At Boise State U Adjuncts Get Paychecks Then Told to Keep Quiet

OVER 90 ADJUNCTS teaching summers courses at Boise State University were told in July their pay would be delayed, since the office responsible for filing employment paperwork missed the deadline to process instructors’ contracts. Some of those affected by the glitch say it showcases a problem every bit as pervasive as the understaffing which caused it.

The delay was due to “the heavy workload caused by processing the one percent pay increase for classified, professional staff and faculty,” according to a campus-wide memo sent June 7th from Linda Urquidi, director of summer programs in the Extended Studies program. The original pay date was slated July 1st, but according to the memo, those teaching the three affected summer sessions would receive pay July 15th.

The university approved the pay increase as a permanent raise to boost salaries to a competitive level, school officials said.

Travis Adams, an adjunct at the university for the past year, was one of the part-time instructors affected and one of 11 who fought the pay stall, asking for his paycheck on the date it was originally scheduled. Adams said he contacted Urquidi, who blamed Human Resources for the delay. He then called Human Resources which blamed Extended Studies.

“It doesn’t make a difference to me which office’s mistake it was,” Adams explained. “But now faculty members are being held accountable and punished for a mistake that’s nothing to do with them. No one made a mistake on the faculty’s part, yet it’s going to affect us.”

Adams said an assistant to the provost contacted him after repeated calls to several departments, saying she would work to get him paid by July 1. About 45 minutes after he talked to the provost, Adams said, he received a phone message at home that he had been run through payroll and would get paid on the first of July.

The following morning, he said, Extended Studies phoned him confirming he would get paid on the first of July, but that wasn’t all.

“The twist of this phone message was that they asked me not to tell anyone else that I would get paid early,” Adams said. “That phone message probably got me more fired up than anything else up to that point.”
Rachel Burgess, who has taught for the English and History departments, said she expected a late paycheck due to her previous experiences of being a contract employee.

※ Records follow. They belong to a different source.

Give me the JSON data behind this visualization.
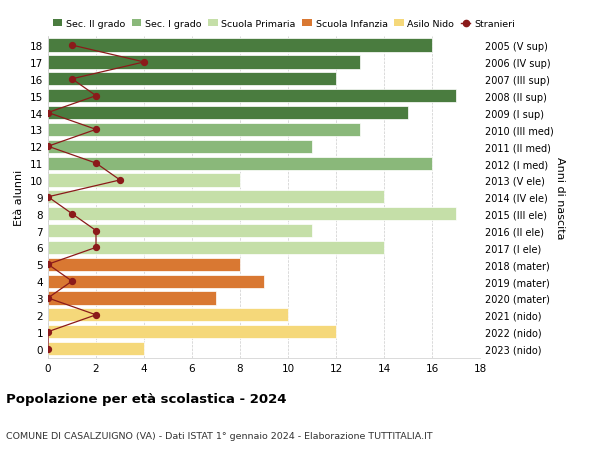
{
  "ages": [
    18,
    17,
    16,
    15,
    14,
    13,
    12,
    11,
    10,
    9,
    8,
    7,
    6,
    5,
    4,
    3,
    2,
    1,
    0
  ],
  "right_labels": [
    "2005 (V sup)",
    "2006 (IV sup)",
    "2007 (III sup)",
    "2008 (II sup)",
    "2009 (I sup)",
    "2010 (III med)",
    "2011 (II med)",
    "2012 (I med)",
    "2013 (V ele)",
    "2014 (IV ele)",
    "2015 (III ele)",
    "2016 (II ele)",
    "2017 (I ele)",
    "2018 (mater)",
    "2019 (mater)",
    "2020 (mater)",
    "2021 (nido)",
    "2022 (nido)",
    "2023 (nido)"
  ],
  "bar_values": [
    16,
    13,
    12,
    17,
    15,
    13,
    11,
    16,
    8,
    14,
    17,
    11,
    14,
    8,
    9,
    7,
    10,
    12,
    4
  ],
  "bar_colors": [
    "#4a7c3f",
    "#4a7c3f",
    "#4a7c3f",
    "#4a7c3f",
    "#4a7c3f",
    "#8ab87a",
    "#8ab87a",
    "#8ab87a",
    "#c5dfa8",
    "#c5dfa8",
    "#c5dfa8",
    "#c5dfa8",
    "#c5dfa8",
    "#d97832",
    "#d97832",
    "#d97832",
    "#f5d87a",
    "#f5d87a",
    "#f5d87a"
  ],
  "stranieri_values": [
    1,
    4,
    1,
    2,
    0,
    2,
    0,
    2,
    3,
    0,
    1,
    2,
    2,
    0,
    1,
    0,
    2,
    0,
    0
  ],
  "title": "Popolazione per età scolastica - 2024",
  "subtitle": "COMUNE DI CASALZUIGNO (VA) - Dati ISTAT 1° gennaio 2024 - Elaborazione TUTTITALIA.IT",
  "ylabel": "Età alunni",
  "ylabel_right": "Anni di nascita",
  "xlim": [
    0,
    18
  ],
  "legend_items": [
    {
      "label": "Sec. II grado",
      "color": "#4a7c3f"
    },
    {
      "label": "Sec. I grado",
      "color": "#8ab87a"
    },
    {
      "label": "Scuola Primaria",
      "color": "#c5dfa8"
    },
    {
      "label": "Scuola Infanzia",
      "color": "#d97832"
    },
    {
      "label": "Asilo Nido",
      "color": "#f5d87a"
    },
    {
      "label": "Stranieri",
      "color": "#8b1a1a"
    }
  ],
  "bg_color": "#ffffff",
  "grid_color": "#cccccc",
  "bar_height": 0.78
}
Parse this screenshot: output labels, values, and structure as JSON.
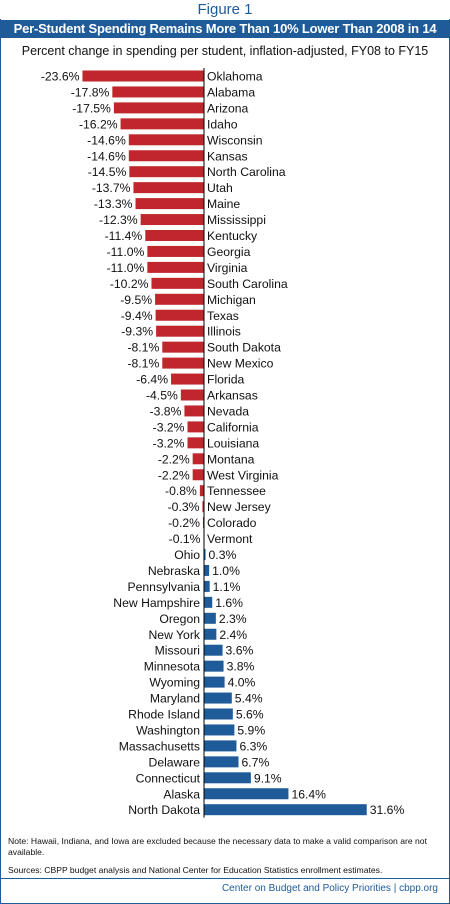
{
  "figure_label": "Figure 1",
  "title": "Per-Student Spending Remains More Than 10% Lower Than 2008 in 14 States",
  "subtitle": "Percent change in spending per student, inflation-adjusted, FY08 to FY15",
  "note": "Note: Hawaii, Indiana, and Iowa are excluded because the necessary data to make a valid comparison are not available.",
  "sources": "Sources: CBPP budget analysis and National Center for Education Statistics enrollment estimates.",
  "footer": "Center on Budget and Policy Priorities | cbpp.org",
  "colors": {
    "negative": "#c0272d",
    "positive": "#1f5b99",
    "accent": "#1f5b99"
  },
  "chart_data": {
    "type": "bar",
    "orientation": "horizontal",
    "value_suffix": "%",
    "categories": [
      "Oklahoma",
      "Alabama",
      "Arizona",
      "Idaho",
      "Wisconsin",
      "Kansas",
      "North Carolina",
      "Utah",
      "Maine",
      "Mississippi",
      "Kentucky",
      "Georgia",
      "Virginia",
      "South Carolina",
      "Michigan",
      "Texas",
      "Illinois",
      "South Dakota",
      "New Mexico",
      "Florida",
      "Arkansas",
      "Nevada",
      "California",
      "Louisiana",
      "Montana",
      "West Virginia",
      "Tennessee",
      "New Jersey",
      "Colorado",
      "Vermont",
      "Ohio",
      "Nebraska",
      "Pennsylvania",
      "New Hampshire",
      "Oregon",
      "New York",
      "Missouri",
      "Minnesota",
      "Wyoming",
      "Maryland",
      "Rhode Island",
      "Washington",
      "Massachusetts",
      "Delaware",
      "Connecticut",
      "Alaska",
      "North Dakota"
    ],
    "values": [
      -23.6,
      -17.8,
      -17.5,
      -16.2,
      -14.6,
      -14.6,
      -14.5,
      -13.7,
      -13.3,
      -12.3,
      -11.4,
      -11.0,
      -11.0,
      -10.2,
      -9.5,
      -9.4,
      -9.3,
      -8.1,
      -8.1,
      -6.4,
      -4.5,
      -3.8,
      -3.2,
      -3.2,
      -2.2,
      -2.2,
      -0.8,
      -0.3,
      -0.2,
      -0.1,
      0.3,
      1.0,
      1.1,
      1.6,
      2.3,
      2.4,
      3.6,
      3.8,
      4.0,
      5.4,
      5.6,
      5.9,
      6.3,
      6.7,
      9.1,
      16.4,
      31.6
    ],
    "data_labels": [
      "-23.6%",
      "-17.8%",
      "-17.5%",
      "-16.2%",
      "-14.6%",
      "-14.6%",
      "-14.5%",
      "-13.7%",
      "-13.3%",
      "-12.3%",
      "-11.4%",
      "-11.0%",
      "-11.0%",
      "-10.2%",
      "-9.5%",
      "-9.4%",
      "-9.3%",
      "-8.1%",
      "-8.1%",
      "-6.4%",
      "-4.5%",
      "-3.8%",
      "-3.2%",
      "-3.2%",
      "-2.2%",
      "-2.2%",
      "-0.8%",
      "-0.3%",
      "-0.2%",
      "-0.1%",
      "0.3%",
      "1.0%",
      "1.1%",
      "1.6%",
      "2.3%",
      "2.4%",
      "3.6%",
      "3.8%",
      "4.0%",
      "5.4%",
      "5.6%",
      "5.9%",
      "6.3%",
      "6.7%",
      "9.1%",
      "16.4%",
      "31.6%"
    ],
    "title": "Per-Student Spending Remains More Than 10% Lower Than 2008 in 14 States",
    "subtitle": "Percent change in spending per student, inflation-adjusted, FY08 to FY15",
    "xlabel": "",
    "ylabel": "",
    "xlim": [
      -23.6,
      31.6
    ],
    "grid": false,
    "legend": "none"
  }
}
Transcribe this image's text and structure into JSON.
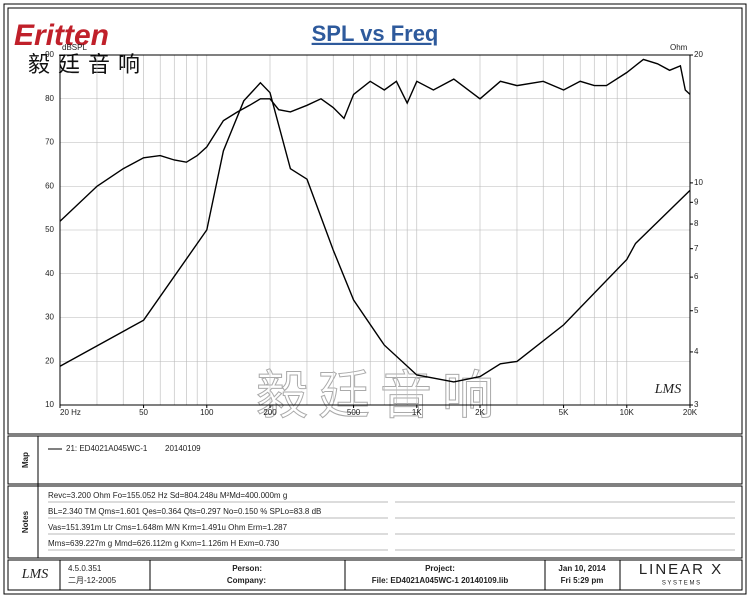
{
  "chart_data": {
    "type": "line",
    "title": "SPL vs Freq",
    "ylabel": "dBSPL",
    "y2label": "Ohm",
    "xlog": true,
    "y2log": true,
    "grid": true,
    "xlim": [
      20,
      20000
    ],
    "ylim": [
      10,
      90
    ],
    "y2lim": [
      3,
      20
    ],
    "xticks": [
      {
        "value": 20,
        "label": "20 Hz"
      },
      50,
      100,
      200,
      500,
      {
        "value": 1000,
        "label": "1K"
      },
      {
        "value": 2000,
        "label": "2K"
      },
      {
        "value": 5000,
        "label": "5K"
      },
      {
        "value": 10000,
        "label": "10K"
      },
      {
        "value": 20000,
        "label": "20K"
      }
    ],
    "xgrid": [
      20,
      30,
      40,
      50,
      60,
      70,
      80,
      90,
      100,
      200,
      300,
      400,
      500,
      600,
      700,
      800,
      900,
      1000,
      2000,
      3000,
      4000,
      5000,
      6000,
      7000,
      8000,
      9000,
      10000,
      20000
    ],
    "yticks": [
      10,
      20,
      30,
      40,
      50,
      60,
      70,
      80,
      90
    ],
    "y2ticks": [
      3,
      4,
      5,
      6,
      7,
      8,
      9,
      10,
      20
    ],
    "series": [
      {
        "name": "21: ED4021A045WC-1",
        "color": "#000000",
        "x": [
          20,
          30,
          40,
          50,
          60,
          70,
          80,
          90,
          100,
          120,
          140,
          160,
          180,
          200,
          220,
          250,
          300,
          350,
          400,
          450,
          500,
          600,
          700,
          800,
          900,
          1000,
          1200,
          1500,
          2000,
          2500,
          3000,
          4000,
          5000,
          6000,
          7000,
          8000,
          10000,
          12000,
          14000,
          16000,
          18000,
          19000,
          20000
        ],
        "values": [
          52,
          60,
          64,
          66.5,
          67,
          66,
          65.5,
          67,
          69,
          75,
          77,
          78.5,
          80,
          80,
          77.5,
          77,
          78.5,
          80,
          78,
          75.5,
          81,
          84,
          82,
          84,
          79,
          84,
          82,
          84.5,
          80,
          84,
          83,
          84,
          82,
          84,
          83,
          83,
          86,
          89,
          88,
          86.5,
          87.5,
          82,
          81
        ]
      },
      {
        "color": "#000000",
        "axis": "y2",
        "x": [
          20,
          50,
          100,
          120,
          150,
          180,
          200,
          250,
          300,
          400,
          500,
          700,
          1000,
          1500,
          2000,
          2500,
          3000,
          5000,
          10000,
          11000,
          20000
        ],
        "values": [
          3.7,
          4.75,
          7.75,
          11.9,
          15.6,
          17.2,
          16.3,
          10.8,
          10.2,
          6.95,
          5.3,
          4.15,
          3.53,
          3.4,
          3.5,
          3.75,
          3.8,
          4.63,
          6.6,
          7.2,
          9.6
        ]
      }
    ]
  },
  "header": {
    "logo": "Eritten",
    "logo_cn": "毅廷音响",
    "watermark": "毅廷音响",
    "plot_logo": "LMS"
  },
  "map": {
    "label": "Map",
    "date": "20140109"
  },
  "notes": {
    "label": "Notes",
    "lines": [
      "Revc=3.200 Ohm  Fo=155.052 Hz  Sd=804.248u M²Md=400.000m g",
      "BL=2.340 TM  Qms=1.601  Qes=0.364  Qts=0.297  No=0.150 %  SPLo=83.8 dB",
      "Vas=151.391m Ltr  Cms=1.648m M/N  Krm=1.491u Ohm  Erm=1.287",
      "Mms=639.227m g  Mmd=626.112m g  Kxm=1.126m H  Exm=0.730"
    ]
  },
  "footer": {
    "logo": "LMS",
    "version": "4.5.0.351",
    "version_date": "二月-12-2005",
    "person": "Person:",
    "company": "Company:",
    "project": "Project:",
    "file": "File: ED4021A045WC-1  20140109.lib",
    "date": "Jan 10, 2014",
    "time": "Fri  5:29 pm",
    "brand": "LINEAR X",
    "brand_sub": "S Y S T E M S"
  }
}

“A delay happens each semester you get your contract. Sometimes you don’t get paid until a month later,” she said. “I’d been calling about my contract well before school started; I knew something was up. I knew I wasn’t going to get paid when I thought.”

Burges was shaken when, like Adams, she was asked not divulge that she was getting paid early.

“I made a big stink for myself to deal with this personally. So when I talked with Linda Urquidi, she told me not to tell anyone. She said, ’This is a special thing we’re doing for you.’

“In my experience, they were not open and honest about any of this. And the reason being is that they didn’t want anyone to know, so they can keep up appearances.”

Sona Andrews, Boise State’s provost and the vice president of academic affairs, said the paycheck debacle was unfortunate because it made the “part-time instructors feel undervalued. But these people are highly valued at the institution.” She confirmed, however, that special, early paychecks were cut for anyone who made a request. Urquidi refused comment on the issue of the pay delay, transferring questions to the dean of the department. Repeated calls to the dean’s office were unreturned.

Provost Andrews apologized for the pay delay and said the adjuncts should not feel marginalized. But several adjuncts say they still feel unappreciated.

“It’s the whole issue of contingent labor in the university with adjuncts,” Adams said. “Adjunct means extra. Adjuncts in the English department teach a majority of classes without which regular faculty would not be able to teach what they do. We carry a lot of the teaching load, and yet we do not get rewarded with pay or benefits—not just health care, but even small benefits of taking classes for a discount, parking or access to the recreation center.”

Standards for Boise State’s adjunct professors are not uniform across department lines. Mathematics adjunct instructor Joanna Guild, who was also affected by the pay delay, said her department pays for its adjuncts to take classes. But, she complained, the 16 adjuncts in her department work on computers running Windows 95 in a shared office. She and her peers also must pay for parking, and they receive no guarantee of future employment.

Carissa Sindon, who taught as an adjunct with the Sociology department, said the university can cut corners in the face of tight budgets by employing adjuncts who don’t receive health insurance or other benefits packages.

“It’s highly exploitative, because if they gave me another class, I should have had benefits and a $30,000 (a year) job. It’s not like things were really that bad for me, but I didn’t feel as valued as I could have.”
Kerri Webster, who has taught poetry workshops part- time at Boise State for two years, said she enjoys teaching at the university, but it’s not perfect being an adjunct.

“My problem is not the little paycheck blip,” she said. “It’s with the adjunct system itself. In terms of the work I do, the salary is not equitable.

“(Adjuncts) are cheap,” she said. “With a growing university, the adjunct is the cheapest labor. We all do a heck of a lot for what we are paid, but in general, adjuncts don’t work for the money, they do it because they love to teach.”